In einem Hirtenbrief an die Katholikinnen und Katholiken seiner Diözese hatte der 70jährige Johan Bonny Mitte März angekündigt, er werde „alle Anstrengungen unternehmen, um bis 2028 verheiratete Männer in Antwerpen zu weihen“; die Frage sei nicht mehr, ob die katholische Kirche verheiratete Männer zu Priestern weihen könne, sondern wann dies getan werde – und von wem. Schon in diesem Schreiben wies er auf den Priestermangel hin, der ernst genommen werden müsse; außerdem müsse man sehen, dass es schon jetzt zahlreiche verheiratete Priester aus den katholischen Ostkirchen sowie Konvertierte aus anderen christlichen Konfessionen gäbe.

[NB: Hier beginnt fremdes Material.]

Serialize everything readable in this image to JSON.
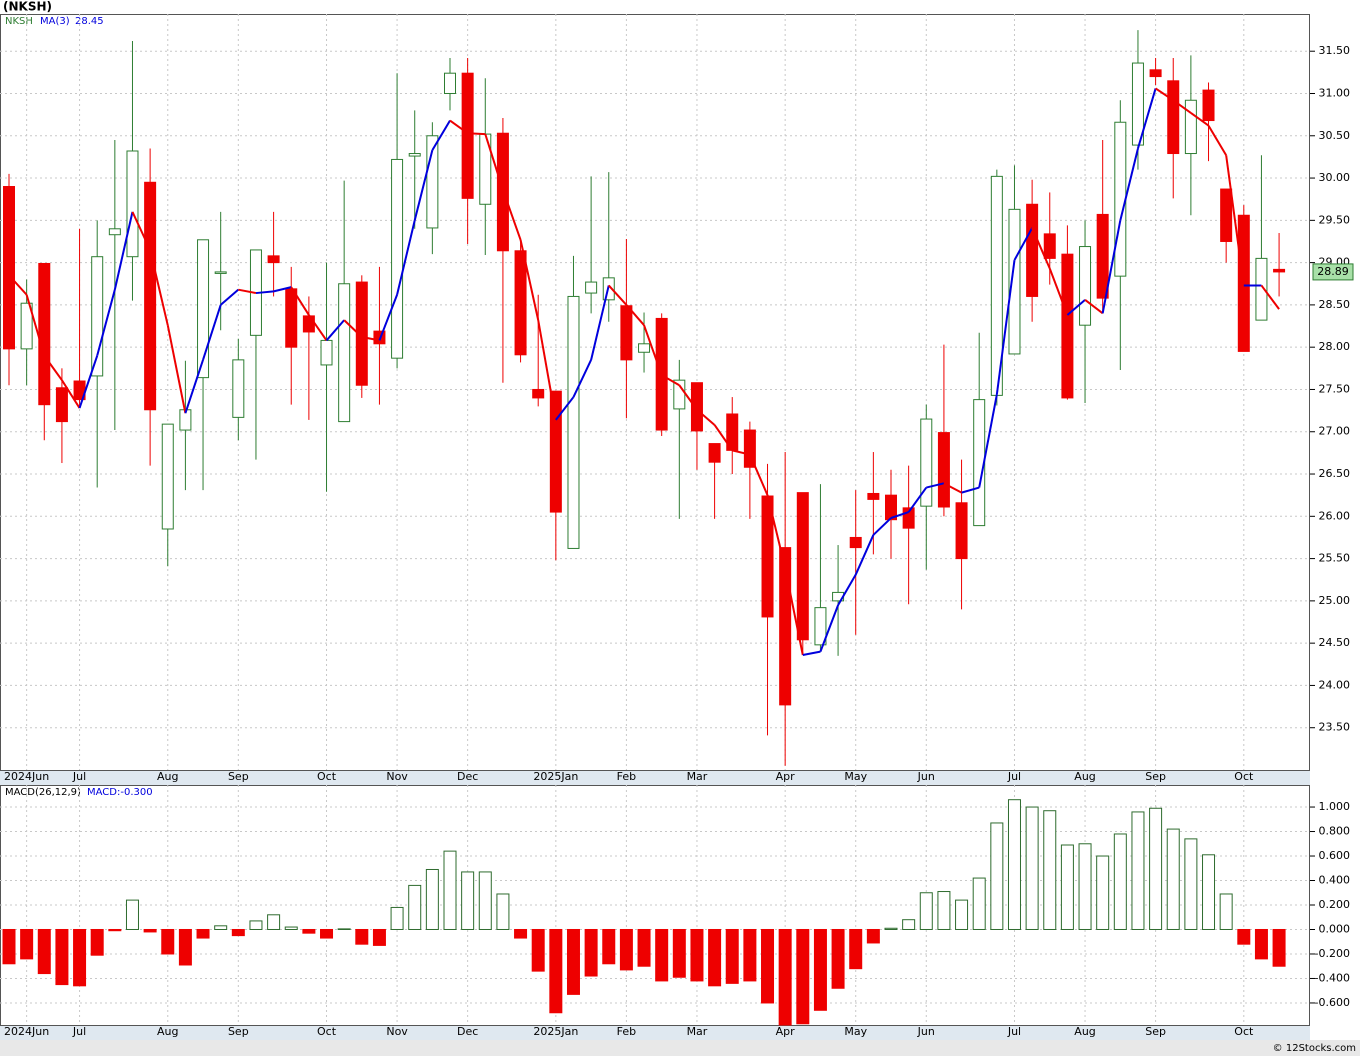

Nun äußerte sich Bischof Bonny im Gespräch mit der europäischen Nachrichtenagentur AFP. Sein Aufruf sei „ein Schrei aus tiefstem Herzen“ gewesen und „eine Art zu sagen: ‚Hilfe! So kann es nicht weitergehen‘“, sagte Bonny der AFP und verwies auf die Zustände in seiner eigenen Diözese: „Vor 40 oder 50 Jahren gab es mindestens 1500 Priester in Antwerpen. Jetzt haben wir weniger als 100 aktive Priester.“
Eine Reaktion des Vatikans auf das Ansinnen Bonnys steht noch aus. Die belgische Bischofskonferenz erklärte, sie habe den Aufruf zur Kenntnis genommen und werde „Beratungen organisieren“.
Bischof Bonny geht es in seinem Schritt nicht nur um die Ungerechtigkeiten in der Frage des Zugangs zum Priesteramt, sondern darum, alle Kräfte zu mobilisieren, um der Kirche in schwieriger Zeit wieder zu Ansehen zu verhelfen: „Um das Vertrauen zurückzugewinnen, brauchen wir alle.“
Bonnys Vorgehen ist auch im Kontext der Entwicklungen rund um die Weltsynode zu sehen, deren Prozess noch bis 2028 läuft. Rund um diese sind die Forderungen nach der Weihe verheirateter Männer (und Frauen) zu katholischen Priestern immer lauter geworden. Kirchliche Reformbewegungen appellieren schon seit Jahrzehnten für veränderte Zugangsbedingungen zum Priesteramt und fordern seit langem, dass Bischöfe sich in dieser Frage nicht länger auf Rom ausreden. Der Bischof von Antwerpen geht nun offensichtlich voran.